Many of our hosts from Villingen drove through to Donaueschingen for the concert, some even bringing friends and family who could not be at the Schwenningen performances, and it was heartwarming to see the happy reunions all over the hall.
So, we left Germany on a high note this morning, the weather improving from overcast and chilly to quite sunny and mild. We’ve made many friends whom we hope we will see soon, either when they visit us in South Africa, or perhaps on a return visit of ours!
Our first stop, just inside the Swiss border, was the Rhine Falls, Europe’s largest (not highest) waterfall. The Eastern Cape can certainly do with some of the 600 000 litres of water that falls down with an impressive roar every second!
Switzerland is SO green and, all along the way are these beautiful villages in amongst the farmlands. From the bus window this looked like an absolute idyllic lifestyle. Of course, we were climbing gradually along the way and I must say that the snow-capped peaks of the Alps look most inviting. We also passed through many tunnels, that make travelling in this mountainous country quite easy.
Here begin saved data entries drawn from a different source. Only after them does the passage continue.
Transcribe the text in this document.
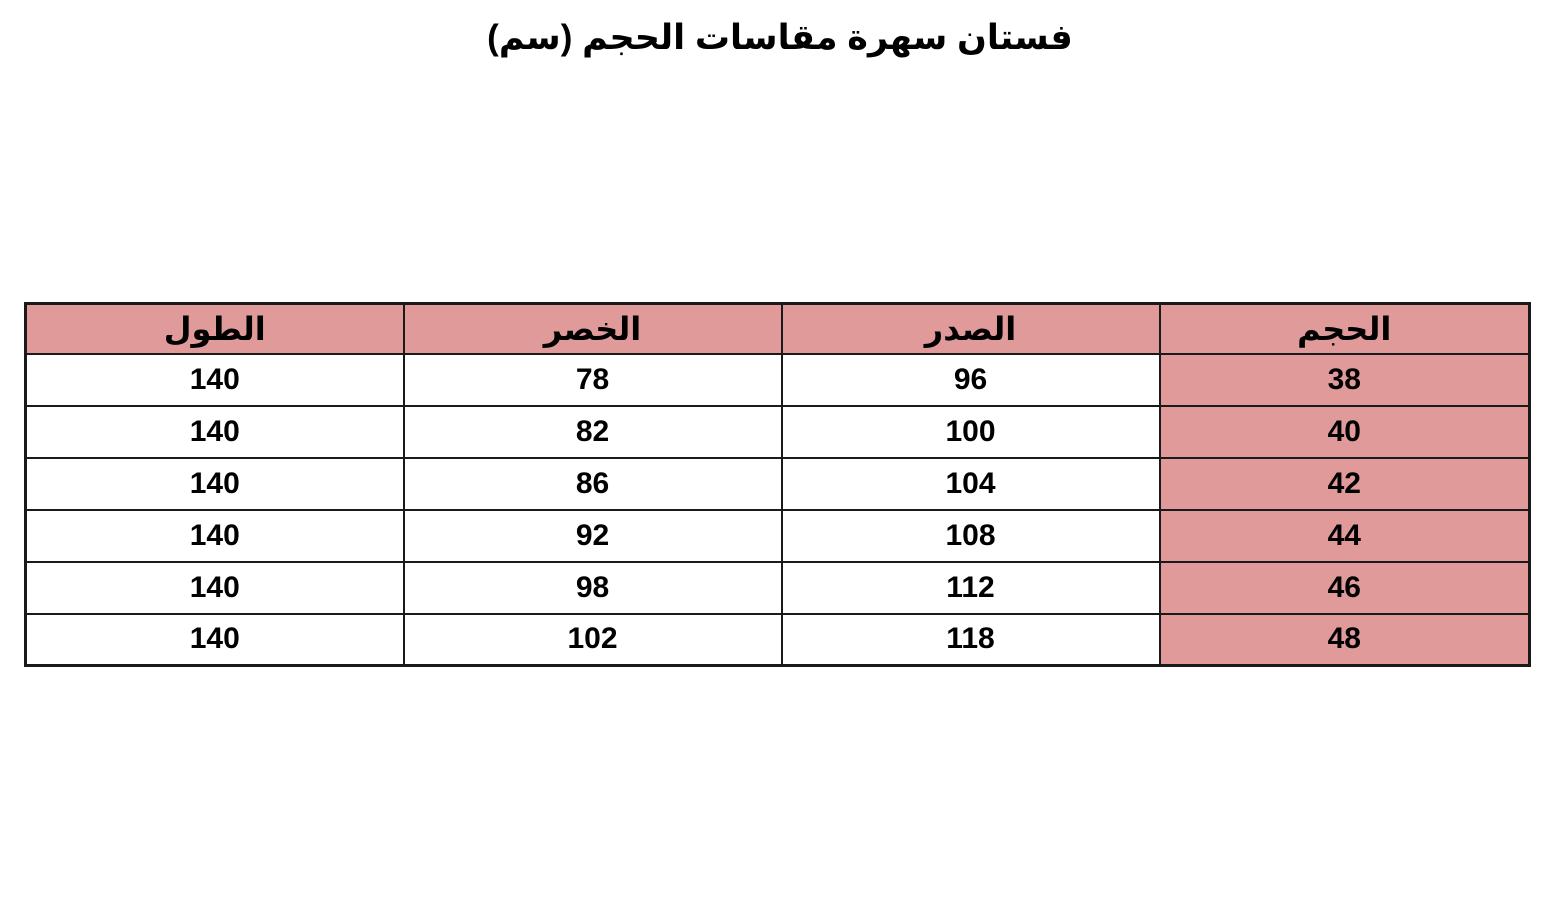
فستان سهرة مقاسات الحجم (سم)
الحجم	الصدر	الخصر	الطول
38	96	78	140
40	100	82	140
42	104	86	140
44	108	92	140
46	112	98	140
48	118	102	140
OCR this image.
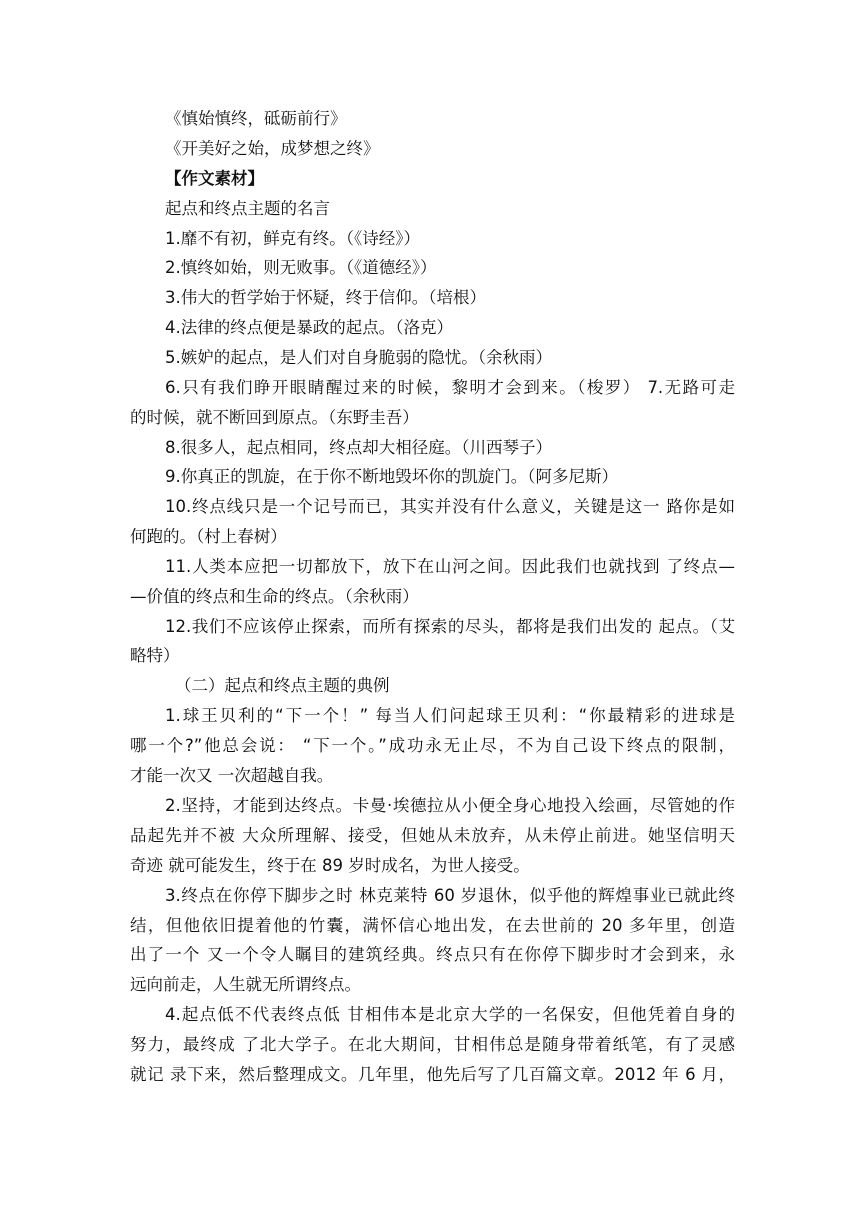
《慎始慎终，砥砺前行》
《开美好之始，成梦想之终》
【作文素材】
起点和终点主题的名言
1.靡不有初，鲜克有终。（《诗经》）
2.慎终如始，则无败事。（《道德经》）
3.伟大的哲学始于怀疑，终于信仰。（培根）
4.法律的终点便是暴政的起点。（洛克）
5.嫉妒的起点，是人们对自身脆弱的隐忧。（余秋雨）
6.只有我们睁开眼睛醒过来的时候，黎明才会到来。（梭罗） 7.无路可走
的时候，就不断回到原点。（东野圭吾）
8.很多人，起点相同，终点却大相径庭。（川西琴子）
9.你真正的凯旋，在于你不断地毁坏你的凯旋门。（阿多尼斯）
10.终点线只是一个记号而已，其实并没有什么意义，关键是这一 路你是如
何跑的。（村上春树）
11.人类本应把一切都放下，放下在山河之间。因此我们也就找到 了终点—
—价值的终点和生命的终点。（余秋雨）
12.我们不应该停止探索，而所有探索的尽头，都将是我们出发的 起点。（艾
略特）
（二）起点和终点主题的典例
1.球王贝利的“下一个！” 每当人们问起球王贝利：“你最精彩的进球是
哪一个?”他总会说： “下一个。”成功永无止尽，不为自己设下终点的限制，
才能一次又 一次超越自我。
2.坚持，才能到达终点。卡曼·埃德拉从小便全身心地投入绘画，尽管她的作
品起先并不被 大众所理解、接受，但她从未放弃，从未停止前进。她坚信明天
奇迹 就可能发生，终于在 89 岁时成名，为世人接受。
3.终点在你停下脚步之时 林克莱特 60 岁退休，似乎他的辉煌事业已就此终
结，但他依旧提着他的竹囊，满怀信心地出发，在去世前的 20 多年里，创造
出了一个 又一个令人瞩目的建筑经典。终点只有在你停下脚步时才会到来，永
远向前走，人生就无所谓终点。
4.起点低不代表终点低 甘相伟本是北京大学的一名保安，但他凭着自身的
努力，最终成 了北大学子。在北大期间，甘相伟总是随身带着纸笔，有了灵感
就记 录下来，然后整理成文。几年里，他先后写了几百篇文章。2012 年 6 月，
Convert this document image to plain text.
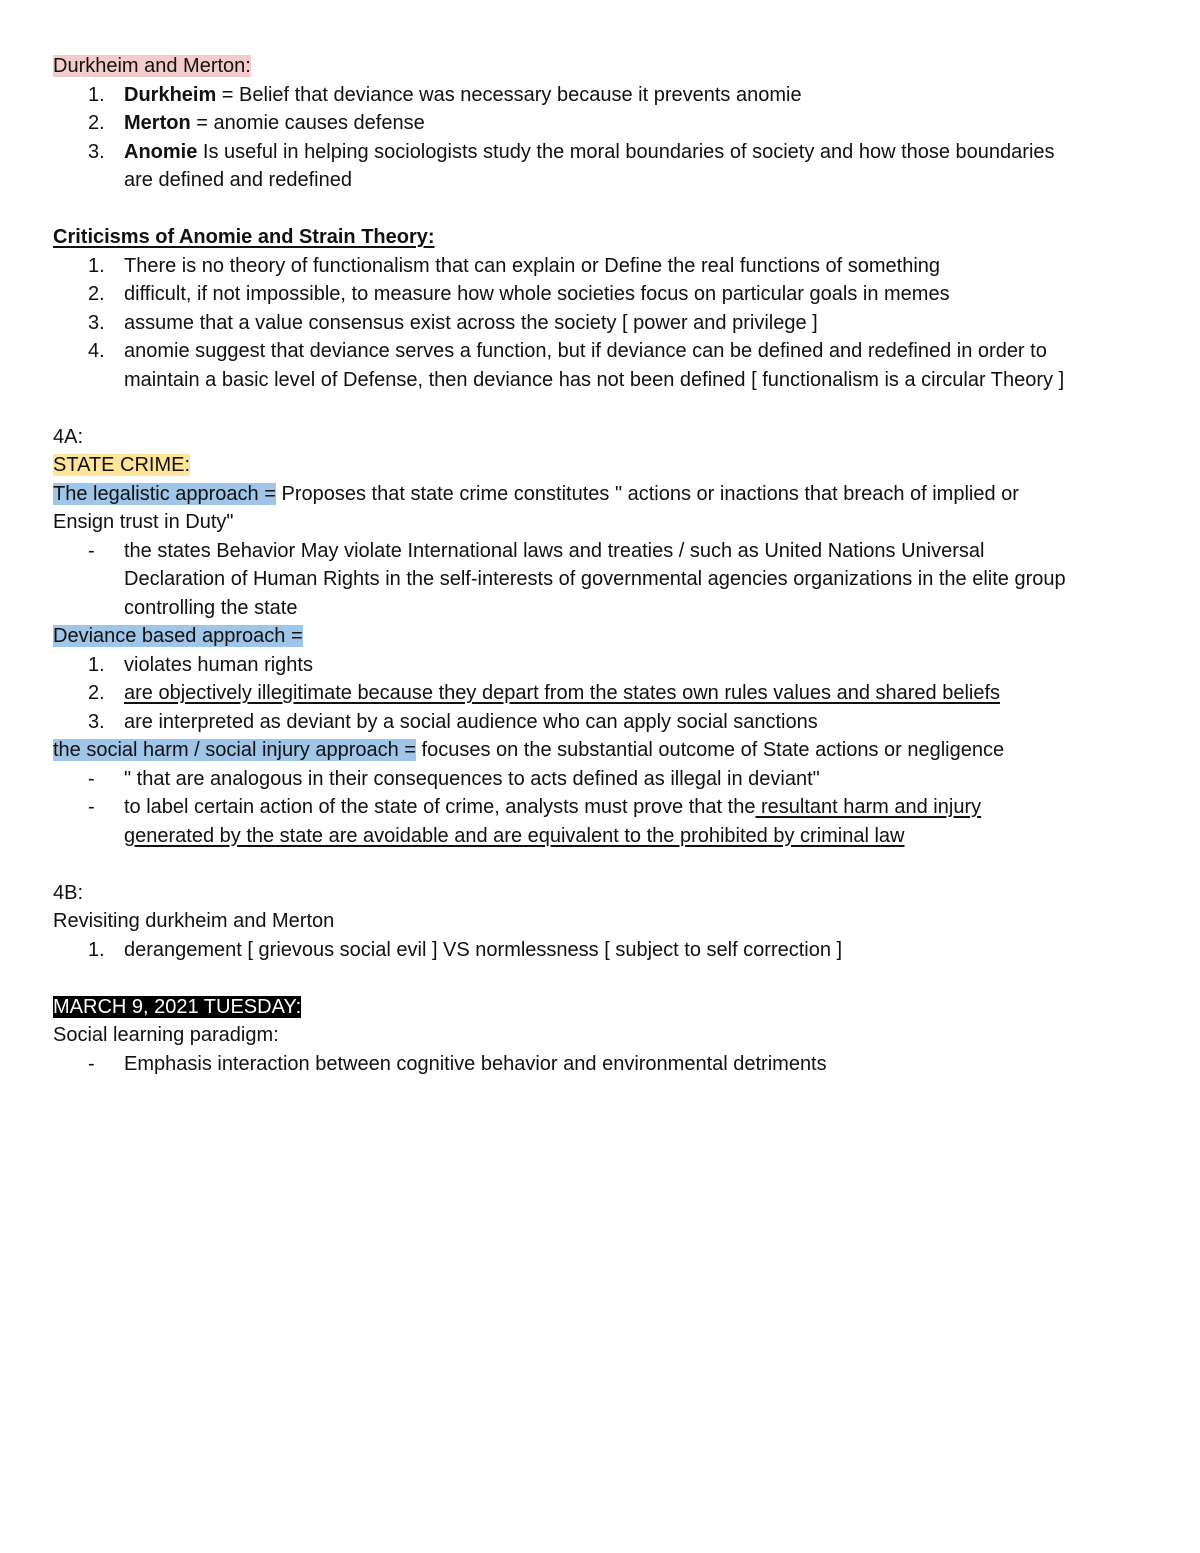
Durkheim and Merton:

1. Durkheim = Belief that deviance was necessary because it prevents anomie
2. Merton = anomie causes defense
3. Anomie Is useful in helping sociologists study the moral boundaries of society and how those boundaries
are defined and redefined

Criticisms of Anomie and Strain Theory:

1. There is no theory of functionalism that can explain or Define the real functions of something
2. difficult, if not impossible, to measure how whole societies focus on particular goals in memes
3. assume that a value consensus exist across the society [ power and privilege ]
4. anomie suggest that deviance serves a function, but if deviance can be defined and redefined in order to
maintain a basic level of Defense, then deviance has not been defined [ functionalism is a circular Theory ]

4A:

STATE CRIME:

The legalistic approach = Proposes that state crime constitutes " actions or inactions that breach of implied or

Ensign trust in Duty"

- the states Behavior May violate International laws and treaties / such as United Nations Universal
Declaration of Human Rights in the self-interests of governmental agencies organizations in the elite group
controlling the state

Deviance based approach =

1. violates human rights
2. are objectively illegitimate because they depart from the states own rules values and shared beliefs
3. are interpreted as deviant by a social audience who can apply social sanctions

the social harm / social injury approach = focuses on the substantial outcome of State actions or negligence

- " that are analogous in their consequences to acts defined as illegal in deviant"
- to label certain action of the state of crime, analysts must prove that the resultant harm and injury
generated by the state are avoidable and are equivalent to the prohibited by criminal law

4B:

Revisiting durkheim and Merton

1. derangement [ grievous social evil ] VS normlessness [ subject to self correction ]

MARCH 9, 2021 TUESDAY:

Social learning paradigm:

- Emphasis interaction between cognitive behavior and environmental detriments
Mr Van Zyl told us that the Swiss are famous for their tunnels and that many of the tunnels in South Africa were designed by Swiss engineers.
Everybody is well disciplined and arrive at the bus on time everytime. This allowed us to stop in Geneve (look for the pictures of the lake). The fountain is the highest in the world at 140m! The few shops we visited were EXTREMELY expensive and we'll rather spend our precious Euros elsewhere!
Markus proved his mettle again upon our arrival in Cluses - our huge bus can turn on a 5c piece and he knows EXACTLY how far is far enough! Leon was the saviour of the day and his translating skills assisted us to place the choristers quickly and easily. The hosts were extremely friendly and most seem to be able to communicate in English. The adults are being accommodated in a hotel (sponsored by our hosts) and will spend some well earned time together (without the red jacket brigade) this evening.